The documentary has met with critical praise and about $130,000 in North American box-office receipts at the end of 2004.
‘As the documentary unfolded, all involved got very excited about the story and felt that it could be a feature,’ says Margaret O’Brien, Barna-Alper’s CFO and COO. ‘We are always on the lookout for stories that will make great feature documentaries. They are very difficult to finance in Canada at present and I think it’s something that we collectively as an industry need to strategize around to improve.’
The Take, produced by Lewis, Klein and the NFB, will air on CBC in March.
Barna-Alper’s long-form and serial docs have been seen around the world on such networks as History Channel UK, National Geographic International and Sundance Channel.
Early this year viewers can expect to see the much-talked-about limited series To Build a Nation, about the construction of great Canadian manmade landmarks, on History.

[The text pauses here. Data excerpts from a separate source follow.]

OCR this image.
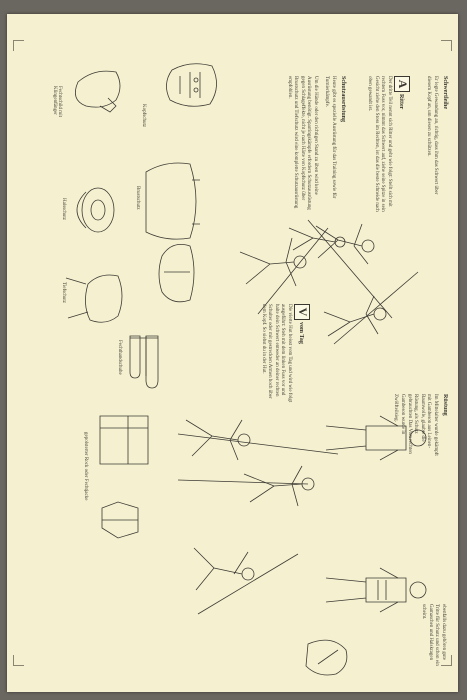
Schwertleihe
Er legte Gewandung an, richtig, dass ihm das Schwert über diesem Kopf an, um diesen zu schützen.
A
Ritter
Der dritte Teil nennt sich Ritter und geht wie folgt: Stellt sich mit rechtem Fuss vor, nimmt das Schwert auf, ziehe seine Spitze in sein Gesicht ziehe den Stoss im Rechten, ist das die beste Schneide nach oben gewandt ist.
Schutzausrüstung
Heute gibt es spezielle Ausrüstung für das Training sowie für Turnierkämpfe.
Um die Hände oder den richtigen Stand zu üben wird keine Ausrüstung benötigt. Sparringskämpfe erfordern Schutzausrüstung gegen Schlageffekte, nicht je nach Härte von Kopfschutz über Brustschutz und Tiefschutz wird eine komplette Schutzausrüstung empfohlen.
V
vom Tag
Die vierte Hut heisst vom Tag und wird wie folgt ausgeführt: Steh mit dem linken Fuss vor und halte dein Schwert entweder an deiner rechten Schulter oder mit gestreckten Armen hoch über dem Kopf. So siehst du in der Hut.
Rüstung
Im Mittelalter wurde gekämpft mit Gambeson aus Leinen-Baumwolle, glaubte die Rüstung, als Schutz gebrauchten Das Vom rechten Gambeson wurde in Zwölfteilsieg.
ebenfalls dazu gehören gute Tritte für Schutz und schon ein Gamaschen und Halskragen scheint.
Kopfschutz
Fechtschild mit Klingenfänger
Halsschutz	Brustschutz
Tiefschutz
Fechthandschuhe
gepolsterter Rock oder Fechtjacke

On a similar note, Mega Builders, a new Barna-Alper series for Discovery about great engineering feats in Canada and around the world, will begin airing in April. Another title to watch for is Dark Years, looking at Depression-era Canada, as told from the perspective of Toronto Star editors and reporters of the day. This three-hour doc series will air on History and is a coproduction with the NFB.
Tufford says there are several more doc series, limited series and one-offs currently in development and early production.
While most viewers will think of gritty cop dramas when they hear the name Barna-Alper, the company continues to make documentaries a central driver of its business, a kind of Yin and Yang. O’Brien says that in many ways Barna-Alper’s lauded dramas draw from the company’s doc division and the two genres will continue to mingle under the same banner.
‘[Barna-Alper’s] success in drama evolved from our strengths in the factual format,’ says O’Brien. ‘Many of our dramas have roots in factual stories. In some cases, we have produced documentaries and dramas about the same subject matter. Great stories and great storytelling are key in both genres. Bringing these stories to Canadians is both Barna-Alper’s business and its passion.’